Joy Delaney doesn't answer her phone one morning, and by the time her children notice, days have passed. That delay is the first thing Moriarty gets right: this isn't a thriller that opens on a scream, it's one that opens on the slow, mundane realization that something is wrong, filtered through four adult children who each interpret their parents' fifty-year marriage completely differently. Stan and Joy built their lives around a tennis academy and each other, and the question hovering over every chapter, delivered with real narrative patience, is whether that marriage was ever as solid as it looked from outside.
Moriarty splits the book between the police investigation in the present and the months leading up to Joy's disappearance, when a bleeding stranger named Savannah showed up at the Delaneys' door and never quite left. Savannah's slow infiltration of the family is the novel's best sustained piece of dread, precisely because nothing she does is overtly threatening; she's helpful, grateful, useful in ways that make everyone but the reader increasingly uneasy. Moriarty is skilled at building suspicion out of small kindnesses, and Savannah's presence recasts ordinary domestic scenes, a shared meal, a bit of unsolicited cooking advice, as something closer to a slow-motion warning.

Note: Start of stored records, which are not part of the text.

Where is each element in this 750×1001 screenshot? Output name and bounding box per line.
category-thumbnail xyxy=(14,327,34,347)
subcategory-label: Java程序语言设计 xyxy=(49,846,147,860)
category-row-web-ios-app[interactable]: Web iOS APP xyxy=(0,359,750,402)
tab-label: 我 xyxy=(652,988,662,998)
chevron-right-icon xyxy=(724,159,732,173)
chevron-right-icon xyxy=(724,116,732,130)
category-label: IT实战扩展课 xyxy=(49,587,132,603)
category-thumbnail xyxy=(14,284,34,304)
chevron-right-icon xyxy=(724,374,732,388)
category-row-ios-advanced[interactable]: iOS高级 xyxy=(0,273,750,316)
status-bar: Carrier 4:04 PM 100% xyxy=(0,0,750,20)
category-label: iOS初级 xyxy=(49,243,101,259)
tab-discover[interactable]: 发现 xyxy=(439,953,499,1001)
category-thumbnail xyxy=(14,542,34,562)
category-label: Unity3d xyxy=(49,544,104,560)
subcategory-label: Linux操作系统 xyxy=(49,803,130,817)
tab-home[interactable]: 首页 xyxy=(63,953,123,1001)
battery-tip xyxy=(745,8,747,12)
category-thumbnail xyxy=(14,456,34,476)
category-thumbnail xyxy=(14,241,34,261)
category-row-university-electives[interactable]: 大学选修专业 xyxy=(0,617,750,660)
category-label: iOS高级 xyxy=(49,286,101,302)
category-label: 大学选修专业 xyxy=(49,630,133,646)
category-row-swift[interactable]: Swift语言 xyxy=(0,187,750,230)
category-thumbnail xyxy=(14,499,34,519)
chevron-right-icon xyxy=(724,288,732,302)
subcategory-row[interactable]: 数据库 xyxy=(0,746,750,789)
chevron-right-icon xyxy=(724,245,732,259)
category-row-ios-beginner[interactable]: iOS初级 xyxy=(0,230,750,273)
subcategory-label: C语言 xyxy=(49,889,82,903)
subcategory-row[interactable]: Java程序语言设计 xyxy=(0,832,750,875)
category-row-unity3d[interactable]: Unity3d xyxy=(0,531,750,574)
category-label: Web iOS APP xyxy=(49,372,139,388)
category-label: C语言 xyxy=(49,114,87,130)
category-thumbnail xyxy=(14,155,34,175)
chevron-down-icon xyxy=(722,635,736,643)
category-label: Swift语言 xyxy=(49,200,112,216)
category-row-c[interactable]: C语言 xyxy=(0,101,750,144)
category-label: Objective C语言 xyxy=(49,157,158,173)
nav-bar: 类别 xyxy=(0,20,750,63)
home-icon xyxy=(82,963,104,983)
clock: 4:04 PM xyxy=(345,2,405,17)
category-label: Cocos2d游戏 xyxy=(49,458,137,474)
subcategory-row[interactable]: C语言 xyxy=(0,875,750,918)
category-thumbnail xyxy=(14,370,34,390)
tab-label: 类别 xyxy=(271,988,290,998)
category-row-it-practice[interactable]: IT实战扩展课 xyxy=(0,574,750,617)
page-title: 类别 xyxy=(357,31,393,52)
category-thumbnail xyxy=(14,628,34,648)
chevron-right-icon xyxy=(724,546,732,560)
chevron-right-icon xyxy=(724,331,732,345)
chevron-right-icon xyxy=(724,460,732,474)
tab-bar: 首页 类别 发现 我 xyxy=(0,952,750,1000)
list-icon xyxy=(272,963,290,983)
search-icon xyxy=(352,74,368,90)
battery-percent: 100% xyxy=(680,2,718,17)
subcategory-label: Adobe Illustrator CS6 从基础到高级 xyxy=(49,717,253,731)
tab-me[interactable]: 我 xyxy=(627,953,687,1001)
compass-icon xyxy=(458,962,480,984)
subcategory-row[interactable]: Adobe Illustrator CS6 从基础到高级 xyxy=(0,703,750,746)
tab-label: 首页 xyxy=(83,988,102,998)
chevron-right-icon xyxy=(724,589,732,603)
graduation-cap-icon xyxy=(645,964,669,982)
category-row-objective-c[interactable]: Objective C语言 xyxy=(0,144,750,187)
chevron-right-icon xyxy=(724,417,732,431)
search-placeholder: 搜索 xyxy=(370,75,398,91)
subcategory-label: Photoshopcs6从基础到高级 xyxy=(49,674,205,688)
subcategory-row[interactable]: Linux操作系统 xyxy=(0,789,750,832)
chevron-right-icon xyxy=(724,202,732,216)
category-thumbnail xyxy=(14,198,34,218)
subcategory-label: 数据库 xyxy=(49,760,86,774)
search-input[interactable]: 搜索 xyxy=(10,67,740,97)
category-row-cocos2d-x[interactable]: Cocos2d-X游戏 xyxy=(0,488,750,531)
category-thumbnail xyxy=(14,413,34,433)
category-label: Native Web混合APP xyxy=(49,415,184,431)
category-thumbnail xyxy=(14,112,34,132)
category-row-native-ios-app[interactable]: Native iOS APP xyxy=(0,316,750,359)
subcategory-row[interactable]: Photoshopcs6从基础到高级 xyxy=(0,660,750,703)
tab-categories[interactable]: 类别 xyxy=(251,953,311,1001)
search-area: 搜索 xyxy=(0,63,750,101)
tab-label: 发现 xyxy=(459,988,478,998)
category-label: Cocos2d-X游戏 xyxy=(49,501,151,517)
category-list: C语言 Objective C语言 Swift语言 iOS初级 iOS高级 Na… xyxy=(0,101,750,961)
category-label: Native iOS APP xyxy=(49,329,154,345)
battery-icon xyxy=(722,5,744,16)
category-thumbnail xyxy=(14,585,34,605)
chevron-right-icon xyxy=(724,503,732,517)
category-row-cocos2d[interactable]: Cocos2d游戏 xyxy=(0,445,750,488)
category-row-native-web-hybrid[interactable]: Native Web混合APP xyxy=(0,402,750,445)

The four Delaney siblings split cleanly into two camps over their father's guilt, and Moriarty uses that division to dig into old sibling wounds that have nothing to do with the disappearance itself: who was favored, who resented the tennis-academy pressure most, who's still performing the role assigned to them at twelve. That family excavation is where the book's real strength lives, sharper and more specific than the central mystery plot alone would provide, and it's what elevates this above a straightforward whodunit into something closer to a portrait of a marriage nobody, including the people in it, ever fully understood.
Why you should read
- Readers who like domestic suspense over pure thriller mechanics
- Fans of multi-perspective family dysfunction
- Anyone drawn to slow-building dread from small kindnesses
- Readers who want character depth alongside the mystery
What to expect
- Dual timeline between investigation and lead-up events
- A large ensemble of distinct sibling perspectives
- Suspense built from ordinary domestic detail
- A quieter, more character-driven resolution
The reveal, when it arrives, trades some thriller-novel shock for something quieter and more human, which will land differently depending on what a reader came for. Anyone wanting a twist with real teeth may find the resolution more measured than the setup implied. But Moriarty earns that choice by staying faithful to what the book was actually about from page one: not a crime so much as a marriage, examined from every angle its children could offer, none of them quite complete on its own.